Выбрать главу

Из-за них, моих новых слушателей, я перебрал все сюжеты, которые слышал от маменьки, а потом стал наворачивать всё, что в голову придет, без видимой связи и подспудного смысла: вариации на темы моих и чужих снов соединялись в этих россказнях с «беседами за жизнь», ту их жизнь, которую я знал пока смутно.

Один из мальчишек постарше как-то сказал:

— Вы сами не осознаете, учитель Джош, той смысловой глубины, что говорит с нами из ваших притч.

— А может быть, и осознаю, — слегка обидясь, парировал я, — но хочу, чтобы вы расшифровали мои вымыслы не так, как расшифровываю я, а так, как нужно вам. Почему никогда не станет художник разъяснять словами глубинный смысл своей картины, поэт — писать критическую статью на свой стих, музыкант — стоять с камертоном на берегу океана своих звуков? Каждый должен искать свою дорогу в той стихии, что дана ему через творцов. Ему можно вложить в руку кончик клубка Ариадны, чтобы он не потерялся в чужом лабиринте, но перед лицом своего Пути он одинок. Позволь своему Пути вести себя и не уклоняйся, Сделай себя чутким к Пути. Тогда ты во всем откроешь то, чего не знают другие, то, что предназначено одному тебе.

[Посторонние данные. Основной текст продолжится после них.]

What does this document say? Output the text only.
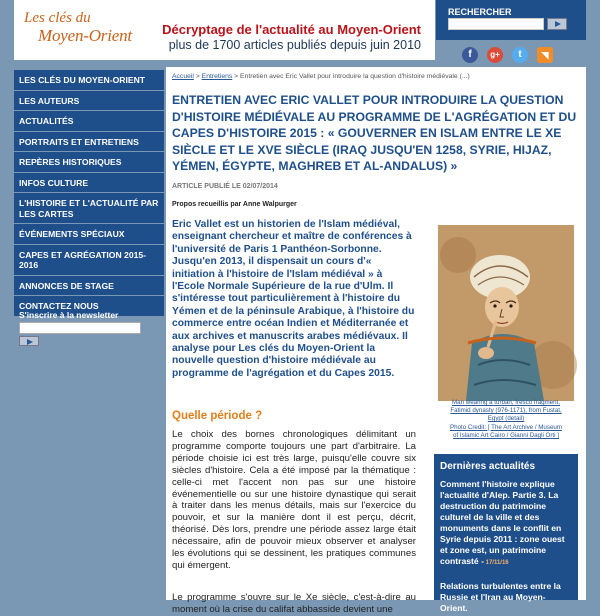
Les clés du
Moyen-Orient Décryptage de l'actualité au Moyen-Orient
plus de 1700 articles publiés depuis juin 2010
RECHERCHER
f	g+	t	◥
LES CLÉS DU MOYEN-ORIENT
LES AUTEURS
ACTUALITÉS
PORTRAITS ET ENTRETIENS
REPÈRES HISTORIQUES
INFOS CULTURE
L'HISTOIRE ET L'ACTUALITÉ PAR LES CARTES
ÉVÉNEMENTS SPÉCIAUX
CAPES ET AGRÉGATION 2015-2016
ANNONCES DE STAGE
CONTACTEZ NOUS
S'inscrire à la newsletter
Accueil > Entretiens > Entretien avec Eric Vallet pour introduire la question d'histoire médiévale (...)
ENTRETIEN AVEC ERIC VALLET POUR INTRODUIRE LA QUESTION D'HISTOIRE MÉDIÉVALE AU PROGRAMME DE L'AGRÉGATION ET DU CAPES D'HISTOIRE 2015 : « GOUVERNER EN ISLAM ENTRE LE XE SIÈCLE ET LE XVE SIÈCLE (IRAQ JUSQU'EN 1258, SYRIE, HIJAZ, YÉMEN, ÉGYPTE, MAGHREB ET AL-ANDALUS) »
ARTICLE PUBLIÉ LE 02/07/2014
Propos recueillis par Anne Walpurger

Eric Vallet est un historien de l'Islam médiéval, enseignant chercheur et maître de conférences à l'université de Paris 1 Panthéon-Sorbonne. Jusqu'en 2013, il dispensait un cours d'« initiation à l'histoire de l'Islam médiéval » à l'Ecole Normale Supérieure de la rue d'Ulm. Il s'intéresse tout particulièrement à l'histoire du Yémen et de la péninsule Arabique, à l'histoire du commerce entre océan Indien et Méditerranée et aux archives et manuscrits arabes médiévaux. Il analyse pour Les clés du Moyen-Orient la nouvelle question d'histoire médiévale au programme de l'agrégation et du Capes 2015.

Man wearing a turban, fresco fragment,
Fatimid dynasty (976-1171), from Fustat,
Egypt (detail)
Photo Credit: [ The Art Archive / Museum
of Islamic Art Cairo / Gianni Dagli Orti ]
Quelle période ?

Le choix des bornes chronologiques délimitant un programme comporte toujours une part d'arbitraire. La période choisie ici est très large, puisqu'elle couvre six siècles d'histoire. Cela a été imposé par la thématique : celle-ci met l'accent non pas sur une histoire événementielle ou sur une histoire dynastique qui serait à traiter dans les menus détails, mais sur l'exercice du pouvoir, et sur la manière dont il est perçu, décrit, théorisé. Dès lors, prendre une période assez large était nécessaire, afin de pouvoir mieux observer et analyser les évolutions qui se dessinent, les pratiques communes qui émergent.

Le programme s'ouvre sur le Xe siècle, c'est-à-dire au moment où la crise du califat abbasside devient une

Dernières actualités
Comment l'histoire explique l'actualité d'Alep. Partie 3. La destruction du patrimoine culturel de la ville et des monuments dans le conflit en Syrie depuis 2011 : zone ouest et zone est, un patrimoine contrasté - 17/11/16
Relations turbulentes entre la Russie et l'Iran au Moyen-Orient.
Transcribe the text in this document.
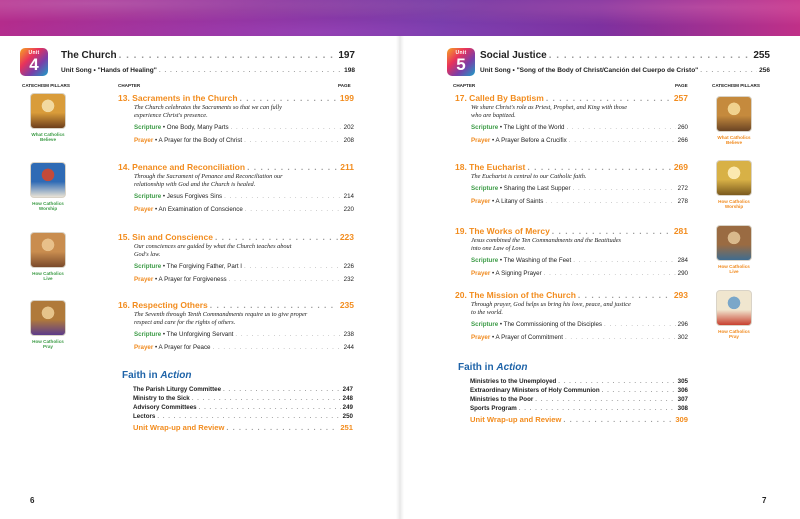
Unit
4	The Church . . .	197
Unit Song • "Hands of Healing" . . .	198
CATECHISM PILLARS	CHAPTER	PAGE
What Catholics
Believe
How Catholics
Worship
How Catholics
Live
How Catholics
Pray
13. Sacraments in the Church . . .	199
The Church celebrates the Sacraments so that we can fully
experience Christ's presence.
Scripture • One Body, Many Parts . . .	202
Prayer • A Prayer for the Body of Christ . . .	208
14. Penance and Reconciliation . . .	211
Through the Sacrament of Penance and Reconciliation our
relationship with God and the Church is healed.
Scripture • Jesus Forgives Sins . . .	214
Prayer • An Examination of Conscience . . .	220
15. Sin and Conscience . . .	223
Our consciences are guided by what the Church teaches about
God's law.
Scripture • The Forgiving Father, Part I . . .	226
Prayer • A Prayer for Forgiveness . . .	232
16. Respecting Others . . .	235
The Seventh through Tenth Commandments require us to give proper
respect and care for the rights of others.
Scripture • The Unforgiving Servant . . .	238
Prayer • A Prayer for Peace . . .	244
Faith in Action
The Parish Liturgy Committee . . .	247
Ministry to the Sick . . .	248
Advisory Committees . . .	249
Lectors . . .	250
Unit Wrap-up and Review . . .	251
6
Unit
5	Social Justice . . .	255
Unit Song • "Song of the Body of Christ/Canción del Cuerpo de Cristo" . . .	256
CHAPTER	PAGE	CATECHISM PILLARS
What Catholics
Believe
How Catholics
Worship
How Catholics
Live
How Catholics
Pray
17. Called By Baptism . . .	257
We share Christ's role as Priest, Prophet, and King with those
who are baptized.
Scripture • The Light of the World . . .	260
Prayer • A Prayer Before a Crucifix . . .	266
18. The Eucharist . . .	269
The Eucharist is central to our Catholic faith.
Scripture • Sharing the Last Supper . . .	272
Prayer • A Litany of Saints . . .	278
19. The Works of Mercy . . .	281
Jesus combined the Ten Commandments and the Beatitudes
into one Law of Love.
Scripture • The Washing of the Feet . . .	284
Prayer • A Signing Prayer . . .	290
20. The Mission of the Church . . .	293
Through prayer, God helps us bring his love, peace, and justice
to the world.
Scripture • The Commissioning of the Disciples . . .	296
Prayer • A Prayer of Commitment . . .	302
Faith in Action
Ministries to the Unemployed . . .	305
Extraordinary Ministers of Holy Communion . . .	306
Ministries to the Poor . . .	307
Sports Program . . .	308
Unit Wrap-up and Review . . .	309
7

Как вы понимаете, я снова импровизировал, сам не веря себе, но кончив, почему-то вдруг понял, что говорю правду — то, что вот сейчас, сию минуту сделалось правдой для всех нас.

— Что вы извлекаете из моих бесформенных мечтаний? — допытывался я неоднократно у моих приверженцев. — Чему я, строго говоря, вас учу?

— Ремеслам и искусству, — говорили младшенькие.

Ремеслом тут называли изготовление по образцу, или прототипу: искусством — создание эталона, единичной вещи. Для меня эти понятия менялись местами. Примитивную деревянную игрушку или образец каллиграфии я легко изображал, особенно когда надо было проиллюстрировать мою же выдумку, но вот соорудить из близлежащей реальности ее же копию — ах, оставьте. Но как я вскорости понял, мои авторские рассказы, при несовершенстве их исполнения, тоже были искусством в их смысле: чем-то до сих пор невиданным.

— Незыблемым основам изменчивости, — смеялись дети постарше.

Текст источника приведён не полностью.